Peter, as I said, had described his work as experimental (I think) and I had put that together with a whole lot of erroneous presumptions and figured the work must be almost identical to Dan Friel. And it’s not. It is clear that Peter J. Bowling is his own artist and he has his own voice. His only acknowledgment of me is a smile that says “I’m happy you came.” I take off my Goorin Brothers and put it on the floor, place my hands in zazen, take one deep, grateful breath and the performance has begun.

Peter J Bowling talks a bit through his bushy mustache and beard, from underneath a short-brimmed hat, and a wealth of experience beyond his years to explain to us that this space in which we were receiving this sacrament, this temple of gestation and birth, had been a place where in the early days of AIDS, when some perishes refused rites to the homosexuals, at this place, compassionate Catholics gathered to give funeral rites to those dead of the Plague.
Peter J Bowling acknowledges to us gathered that this story may be apocryphal and I think how it doesn’t matter.

Peter J Bowling is wearing a “Silence = Death” tee-shirt and I have the thought “I bet that tee-shirt is as old as he is” and about all who wore one like it who are no longer here.

Illuminated in a expansive nimbus created by our collective attention, he holds a Viola de Gamba against his body as if he was trying to reassure the instrument. At a glance, you’ll think you recognize the instrument but upon closer observation you’ve likely seen nothing like it.  It seems larger than a viola yet smaller maybe than a cello. Upon closer observation the fingerboard is larger and it looked to have seven or more strings.
When Peter J Bowling begins to play, it is not Dan Friel.
Although he’s not beholding to any style or, particularly it seems to any rules of composition and yet what comes out of the instrument could be mistaken for any familiar string instrument in most orchestras you’ve seen or Balanchine ballet. The music is seamless except for when it calls for seams; it is transcendent and beautiful. I’m taken aback about how quickly I’m traveling. I’m surprised by it but old enough and I’ve seen enough not to stop it.
My heart. All these hospital visits.
The music fills my body.
There is a cluster of wires and devises cluttered around his feet. The many machines effect the sound made by his body and the gamba, feeds it through a main wiry artery to a speaker in the apse. “The Ghost Choir” the artist calls it.
My friend Jim leans in, “I love this but I have to be somewhere! Let’s come back!” and he leaves.

Peter J Bowling after the first part of the journey says, “In the spirit of how this piece was created, please feel free to use the space in a way that feels good to you.”
I’d been aching a’ready. I open my eyes from my meditation to see how and if anyone accepts this encouragement from our pastor. No one does. They’re all still seated in the little wooden cabaret chairs.

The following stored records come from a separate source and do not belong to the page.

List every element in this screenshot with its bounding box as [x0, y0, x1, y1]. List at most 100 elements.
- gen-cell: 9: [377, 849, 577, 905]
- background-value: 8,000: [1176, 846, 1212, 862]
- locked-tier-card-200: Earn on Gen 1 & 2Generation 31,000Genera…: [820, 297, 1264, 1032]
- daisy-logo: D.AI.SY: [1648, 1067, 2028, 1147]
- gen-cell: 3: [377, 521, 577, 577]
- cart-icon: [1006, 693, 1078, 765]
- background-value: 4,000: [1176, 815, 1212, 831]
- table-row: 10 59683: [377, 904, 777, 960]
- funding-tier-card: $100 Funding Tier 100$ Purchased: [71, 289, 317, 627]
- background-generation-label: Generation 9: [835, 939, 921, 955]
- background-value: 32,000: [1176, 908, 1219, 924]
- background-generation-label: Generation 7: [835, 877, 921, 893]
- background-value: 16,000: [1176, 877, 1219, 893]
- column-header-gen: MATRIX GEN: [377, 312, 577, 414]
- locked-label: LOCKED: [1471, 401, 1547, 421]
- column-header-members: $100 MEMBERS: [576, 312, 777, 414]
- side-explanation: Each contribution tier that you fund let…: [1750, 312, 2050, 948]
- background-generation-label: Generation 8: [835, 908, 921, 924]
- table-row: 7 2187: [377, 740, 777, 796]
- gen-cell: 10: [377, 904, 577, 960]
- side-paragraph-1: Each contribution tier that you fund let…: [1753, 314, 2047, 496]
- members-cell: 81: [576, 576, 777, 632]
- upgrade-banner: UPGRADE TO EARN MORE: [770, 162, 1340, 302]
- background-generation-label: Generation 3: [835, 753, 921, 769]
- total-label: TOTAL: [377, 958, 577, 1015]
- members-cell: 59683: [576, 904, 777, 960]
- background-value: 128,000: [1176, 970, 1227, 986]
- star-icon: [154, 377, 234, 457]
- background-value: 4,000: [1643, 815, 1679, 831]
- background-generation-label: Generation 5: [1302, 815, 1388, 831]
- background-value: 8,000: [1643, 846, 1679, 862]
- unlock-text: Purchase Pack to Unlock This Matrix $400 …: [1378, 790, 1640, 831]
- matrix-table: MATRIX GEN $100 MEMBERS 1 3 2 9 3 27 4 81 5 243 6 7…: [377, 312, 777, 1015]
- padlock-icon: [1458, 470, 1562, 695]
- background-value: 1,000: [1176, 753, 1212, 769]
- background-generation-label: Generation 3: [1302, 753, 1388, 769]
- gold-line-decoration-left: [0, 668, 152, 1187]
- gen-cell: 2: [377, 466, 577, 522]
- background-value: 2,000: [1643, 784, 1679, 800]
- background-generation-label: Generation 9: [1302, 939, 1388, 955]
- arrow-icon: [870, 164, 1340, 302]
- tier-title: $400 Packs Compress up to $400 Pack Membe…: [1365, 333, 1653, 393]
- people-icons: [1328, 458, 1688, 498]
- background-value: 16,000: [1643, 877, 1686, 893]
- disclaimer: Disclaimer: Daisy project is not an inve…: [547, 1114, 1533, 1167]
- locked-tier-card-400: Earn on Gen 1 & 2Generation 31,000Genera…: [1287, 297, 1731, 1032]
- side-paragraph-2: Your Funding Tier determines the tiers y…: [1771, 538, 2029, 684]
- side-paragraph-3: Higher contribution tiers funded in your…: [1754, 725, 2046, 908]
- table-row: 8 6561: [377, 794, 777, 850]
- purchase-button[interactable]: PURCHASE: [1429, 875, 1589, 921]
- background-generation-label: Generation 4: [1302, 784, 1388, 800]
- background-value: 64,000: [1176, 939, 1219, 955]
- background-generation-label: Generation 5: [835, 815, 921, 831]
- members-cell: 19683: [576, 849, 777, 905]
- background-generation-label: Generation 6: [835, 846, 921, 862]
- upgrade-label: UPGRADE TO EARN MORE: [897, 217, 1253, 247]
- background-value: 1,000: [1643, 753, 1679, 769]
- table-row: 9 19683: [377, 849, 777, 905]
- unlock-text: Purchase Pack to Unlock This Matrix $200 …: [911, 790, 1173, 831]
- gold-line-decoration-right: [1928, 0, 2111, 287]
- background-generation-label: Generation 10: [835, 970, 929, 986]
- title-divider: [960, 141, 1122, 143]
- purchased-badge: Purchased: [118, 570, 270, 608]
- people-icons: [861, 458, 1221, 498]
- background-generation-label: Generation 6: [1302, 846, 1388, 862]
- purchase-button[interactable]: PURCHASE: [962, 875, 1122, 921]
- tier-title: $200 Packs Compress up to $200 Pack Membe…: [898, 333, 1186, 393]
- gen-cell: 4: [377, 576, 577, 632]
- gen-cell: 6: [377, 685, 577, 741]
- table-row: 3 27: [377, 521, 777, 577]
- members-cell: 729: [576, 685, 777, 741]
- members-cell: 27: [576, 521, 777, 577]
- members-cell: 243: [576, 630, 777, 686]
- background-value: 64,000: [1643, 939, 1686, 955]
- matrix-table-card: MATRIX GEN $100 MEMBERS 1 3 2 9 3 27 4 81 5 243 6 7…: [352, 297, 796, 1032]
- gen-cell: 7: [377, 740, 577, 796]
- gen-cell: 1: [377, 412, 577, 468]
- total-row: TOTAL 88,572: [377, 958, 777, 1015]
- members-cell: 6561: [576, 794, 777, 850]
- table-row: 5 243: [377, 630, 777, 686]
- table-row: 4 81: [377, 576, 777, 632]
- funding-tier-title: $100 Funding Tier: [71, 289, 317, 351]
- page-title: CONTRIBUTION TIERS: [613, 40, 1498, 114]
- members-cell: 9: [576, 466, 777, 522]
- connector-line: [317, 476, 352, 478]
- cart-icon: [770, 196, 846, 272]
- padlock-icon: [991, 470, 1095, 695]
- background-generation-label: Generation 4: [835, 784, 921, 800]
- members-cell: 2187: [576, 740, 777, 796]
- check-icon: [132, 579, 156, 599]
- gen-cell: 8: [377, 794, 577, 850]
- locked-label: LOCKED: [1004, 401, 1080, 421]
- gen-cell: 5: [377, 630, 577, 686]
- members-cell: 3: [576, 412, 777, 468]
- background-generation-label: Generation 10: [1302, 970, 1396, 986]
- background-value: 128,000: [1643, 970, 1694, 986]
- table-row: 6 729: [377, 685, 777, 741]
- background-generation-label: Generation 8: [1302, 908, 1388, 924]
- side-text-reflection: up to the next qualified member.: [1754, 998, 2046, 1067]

Finally I can stand it no more, my prayer needs to move.
I went to the back of the sanctuary so as not to become part of the performance for the others. I stood at the base of a thirty foot stained glass window depicting the Madonna, and for me, tonight, the Divine Feminine. My body sways back-and-forth like it does in the Arbor and for a moment I can hear the Lakota drum. I keep my eyes closed so no one can see me dance and for the next half hour I am alive inside the prayer of his music and I become the Dance.
When I’d returned to the church from my journey I found myself leaning with my hands on the stool of the window, feet spread wide and behind me. I look down into a small baptismal of my own tears and wonder how I got here.